Together these data suggest that the proposed genus “Ca. Aquarickettsia” broadly associates with corals and with many members of the non-bilaterian metazoan phyla (Placozoa, Porifera, Cnidaria, and Ctenophora), as well as the even more ancient protists. This broad host range is not uncommon in Rickettsiales: many species of this family (notably, Wolbachia spp.) are able to switch hosts, infecting both vertebrate and invertebrate hosts while still maintaining virulence [75, 100].

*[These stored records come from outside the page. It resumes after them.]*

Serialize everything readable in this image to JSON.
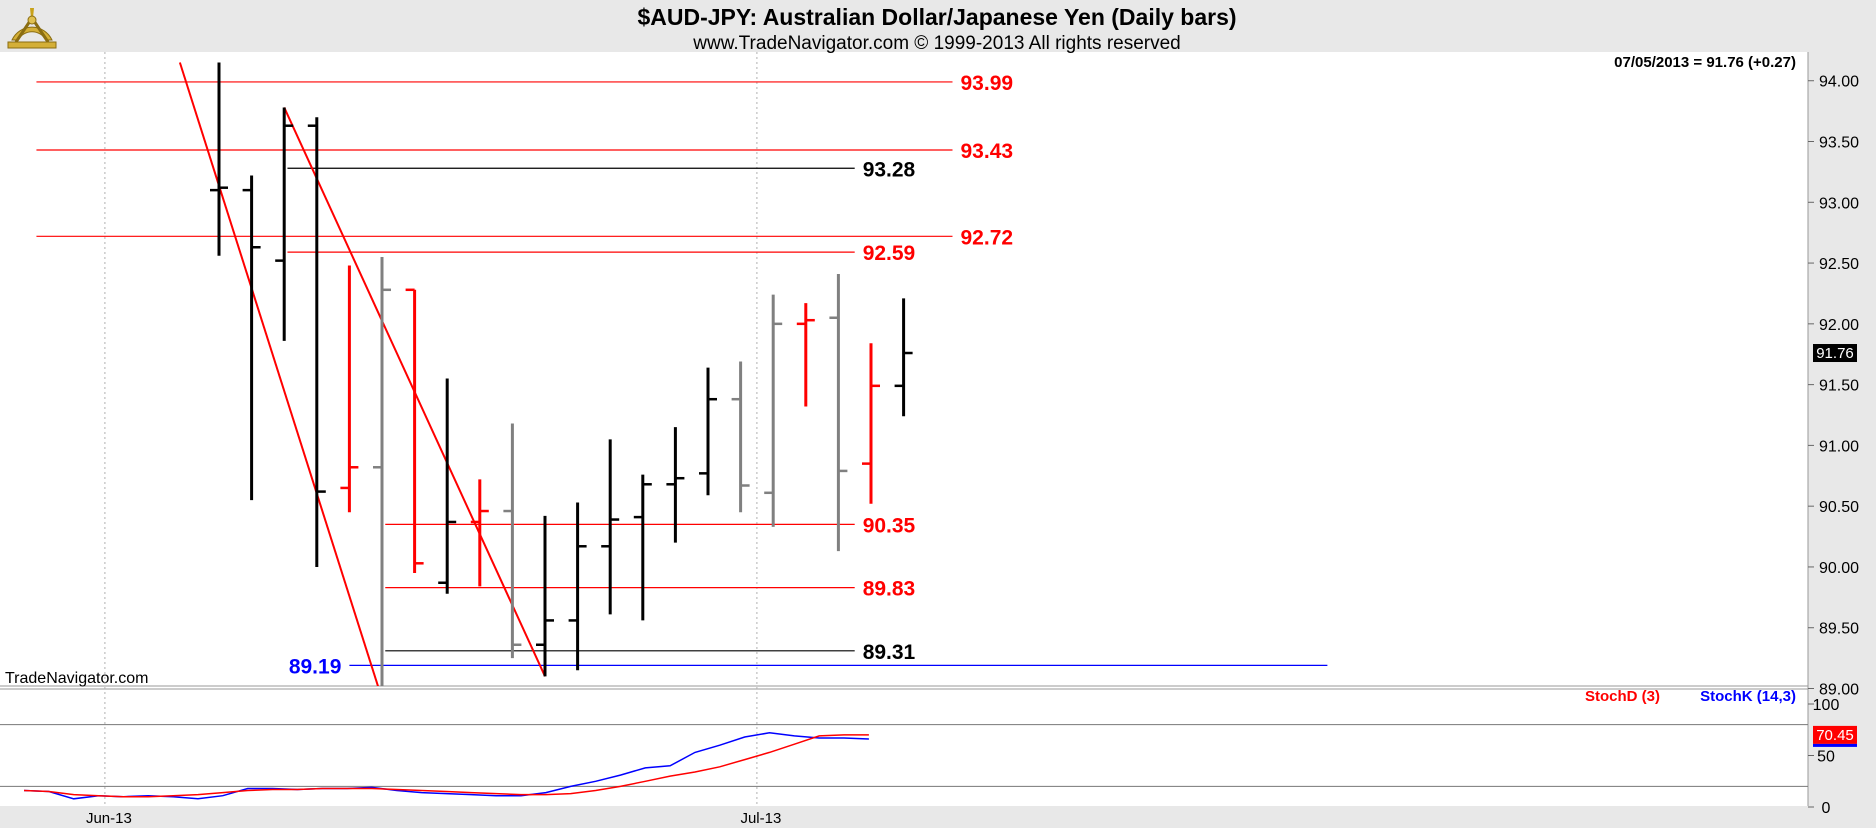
{
  "header": {
    "title": "$AUD-JPY:  Australian Dollar/Japanese Yen  (Daily bars)",
    "subtitle": "www.TradeNavigator.com © 1999-2013 All rights reserved",
    "last_quote": "07/05/2013 = 91.76 (+0.27)",
    "watermark": "TradeNavigator.com",
    "logo_icon": "sextant-logo-icon"
  },
  "chart_data": [
    {
      "type": "ohlc",
      "title": "$AUD-JPY:  Australian Dollar/Japanese Yen  (Daily bars)",
      "ylim": [
        89.0,
        94.15
      ],
      "yticks": [
        "94.00",
        "93.50",
        "93.00",
        "92.50",
        "92.00",
        "91.50",
        "91.00",
        "90.50",
        "90.00",
        "89.50",
        "89.00"
      ],
      "xticks": [
        {
          "label": "Jun-13",
          "index": -3.5
        },
        {
          "label": "Jul-13",
          "index": 16.5
        }
      ],
      "last_price_badge": "91.76",
      "colors": {
        "up": "#000000",
        "down": "#ff0000",
        "inside": "#808080",
        "level_red": "#ff0000",
        "level_blue": "#0000ff",
        "level_black": "#000000"
      },
      "bars": [
        {
          "o": 93.1,
          "h": 94.15,
          "l": 92.56,
          "c": 93.12,
          "color": "black"
        },
        {
          "o": 93.1,
          "h": 93.22,
          "l": 90.55,
          "c": 92.63,
          "color": "black"
        },
        {
          "o": 92.52,
          "h": 93.78,
          "l": 91.86,
          "c": 93.63,
          "color": "black"
        },
        {
          "o": 93.63,
          "h": 93.7,
          "l": 90.0,
          "c": 90.62,
          "color": "black"
        },
        {
          "o": 90.65,
          "h": 92.48,
          "l": 90.45,
          "c": 90.82,
          "color": "red"
        },
        {
          "o": 90.82,
          "h": 92.55,
          "l": 89.0,
          "c": 92.28,
          "color": "gray"
        },
        {
          "o": 92.28,
          "h": 92.28,
          "l": 89.95,
          "c": 90.03,
          "color": "red"
        },
        {
          "o": 89.87,
          "h": 91.55,
          "l": 89.78,
          "c": 90.37,
          "color": "black"
        },
        {
          "o": 90.37,
          "h": 90.72,
          "l": 89.84,
          "c": 90.46,
          "color": "red"
        },
        {
          "o": 90.46,
          "h": 91.18,
          "l": 89.25,
          "c": 89.36,
          "color": "gray"
        },
        {
          "o": 89.36,
          "h": 90.42,
          "l": 89.1,
          "c": 89.56,
          "color": "black"
        },
        {
          "o": 89.56,
          "h": 90.53,
          "l": 89.15,
          "c": 90.17,
          "color": "black"
        },
        {
          "o": 90.17,
          "h": 91.05,
          "l": 89.61,
          "c": 90.39,
          "color": "black"
        },
        {
          "o": 90.41,
          "h": 90.76,
          "l": 89.56,
          "c": 90.68,
          "color": "black"
        },
        {
          "o": 90.68,
          "h": 91.15,
          "l": 90.2,
          "c": 90.73,
          "color": "black"
        },
        {
          "o": 90.77,
          "h": 91.64,
          "l": 90.59,
          "c": 91.38,
          "color": "black"
        },
        {
          "o": 91.38,
          "h": 91.69,
          "l": 90.45,
          "c": 90.67,
          "color": "gray"
        },
        {
          "o": 90.61,
          "h": 92.24,
          "l": 90.33,
          "c": 92.0,
          "color": "gray"
        },
        {
          "o": 92.0,
          "h": 92.17,
          "l": 91.32,
          "c": 92.03,
          "color": "red"
        },
        {
          "o": 92.05,
          "h": 92.41,
          "l": 90.13,
          "c": 90.79,
          "color": "gray"
        },
        {
          "o": 90.85,
          "h": 91.84,
          "l": 90.52,
          "c": 91.49,
          "color": "red"
        },
        {
          "o": 91.49,
          "h": 92.21,
          "l": 91.24,
          "c": 91.76,
          "color": "black"
        }
      ],
      "levels": [
        {
          "label": "93.99",
          "value": 93.99,
          "color": "red",
          "x0": -5.6,
          "x1": 22.5,
          "label_side": "right"
        },
        {
          "label": "93.43",
          "value": 93.43,
          "color": "red",
          "x0": -5.6,
          "x1": 22.5,
          "label_side": "right"
        },
        {
          "label": "93.28",
          "value": 93.28,
          "color": "black",
          "x0": 2.1,
          "x1": 19.5,
          "label_side": "right"
        },
        {
          "label": "92.72",
          "value": 92.72,
          "color": "red",
          "x0": -5.6,
          "x1": 22.5,
          "label_side": "right"
        },
        {
          "label": "92.59",
          "value": 92.59,
          "color": "red",
          "x0": 2.1,
          "x1": 19.5,
          "label_side": "right"
        },
        {
          "label": "90.35",
          "value": 90.35,
          "color": "red",
          "x0": 5.1,
          "x1": 19.5,
          "label_side": "right"
        },
        {
          "label": "89.83",
          "value": 89.83,
          "color": "red",
          "x0": 5.1,
          "x1": 19.5,
          "label_side": "right"
        },
        {
          "label": "89.31",
          "value": 89.31,
          "color": "black",
          "x0": 5.1,
          "x1": 19.5,
          "label_side": "right"
        },
        {
          "label": "89.19",
          "value": 89.19,
          "color": "blue",
          "x0": 4.0,
          "x1": 34.0,
          "label_side": "left"
        }
      ],
      "trendlines": [
        {
          "color": "red",
          "from": {
            "index": -1.2,
            "value": 94.15
          },
          "to": {
            "index": 4.9,
            "value": 89.0
          }
        },
        {
          "color": "red",
          "from": {
            "index": 2.0,
            "value": 93.78
          },
          "to": {
            "index": 10.0,
            "value": 89.1
          }
        }
      ]
    },
    {
      "type": "line",
      "title": "",
      "ylim": [
        0,
        100
      ],
      "yticks": [
        "100",
        "50",
        "0"
      ],
      "reference_lines": [
        80,
        20
      ],
      "last_value_badge": "70.45",
      "series": [
        {
          "name": "StochD (3)",
          "color": "#ff0000",
          "values": [
            16,
            15,
            12,
            11,
            10,
            10,
            11,
            12,
            14,
            16,
            17,
            17,
            18,
            18,
            18,
            17,
            16,
            15,
            14,
            13,
            12,
            12,
            13,
            16,
            20,
            25,
            30,
            34,
            39,
            46,
            53,
            61,
            69,
            70,
            70
          ]
        },
        {
          "name": "StochK (14,3)",
          "color": "#0000ff",
          "values": [
            16,
            15,
            8,
            11,
            10,
            11,
            10,
            8,
            11,
            18,
            18,
            17,
            18,
            18,
            19,
            16,
            14,
            13,
            12,
            11,
            11,
            14,
            20,
            25,
            31,
            38,
            40,
            53,
            60,
            68,
            72,
            69,
            67,
            67,
            66
          ]
        }
      ]
    }
  ]
}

“Candidatus Aquarickettsia” may drive disease events under nutrient-replete conditions

We characterized the genome and metabolic capabilities of “Ca. A. rohweri,” a novel bacterium in a new genus of Rickettsiales that is found globally distributed in corals and sponges and also associates with protists and placozoans. As its proposed name suggests, the genus “Ca. Aquarickettsia” is primarily associated with marine-dwelling organisms. Based on the metabolic capabilities of “Ca. A. rohweri,” we postulate that this group of parasitic organisms plays a role in coral disease development. Previously, we reported evidence that inorganic nutrient exposure increased “Ca. A. rohweri” populations, reduced coral growth [3], and increased host tissue loss and mortality [2]. Based on this evidence and the presence of nutrient-sensing genes, we hypothesize that exposure to nitrate and ammonium leads to a transition in the role of “Ca. A. rohweri” from commensal to parasitic in coral hosts (Fig. 8). We hypothesize that “Ca. A. rohweri” detects nutrient enrichment through NtrY-NtrX, triggering other functions such as cell growth and division or the upregulation of transporters to acquire more metabolites from the host. As nutrient enrichment also allows the coral host and algal symbiont to produce more N-rich amino acids and proteins, surplus resources could easily be scavenged by the parasite. Last, we hypothesize that in nutrient-replete conditions, the presence of surplus nitrogen metabolites encourages the proliferation of this parasite to levels that may overwhelm host metabolic capabilities (Fig. 8).

Fig. 8
figure 8

Model of predicted interactions between species of “Candidatus Aquarickettsia” with invertebrate host and how interactions are altered by nutrient input

Rickettsiales have been implicated in coral disease for more than 25 years. However, their presence in seemingly healthy corals has led to doubt that they are the primary pathogen responsible for white-band disease. We show here that “Ca. A rohweri” is globally associated with many coral hosts, and possesses the genomic capacity to parasitize the coral holobiont for amino acids and ATP. We also previously showed that in response to nutrient enrichment, these parasites proliferate and reduce coral growth. Thus through shifts in its population dynamics “Ca. A rohweri” may leave the host more susceptible to other opportunistic pathogens leading to disease. Alternatively, “Ca. A rohweri” may serve as a primary pathogen, although this still remains speculative. As nutrient pollution increasingly affects reefs, we suspect that parasites within the proposed genus will proliferate and may contribute to heightened vulnerability to disease and mortality.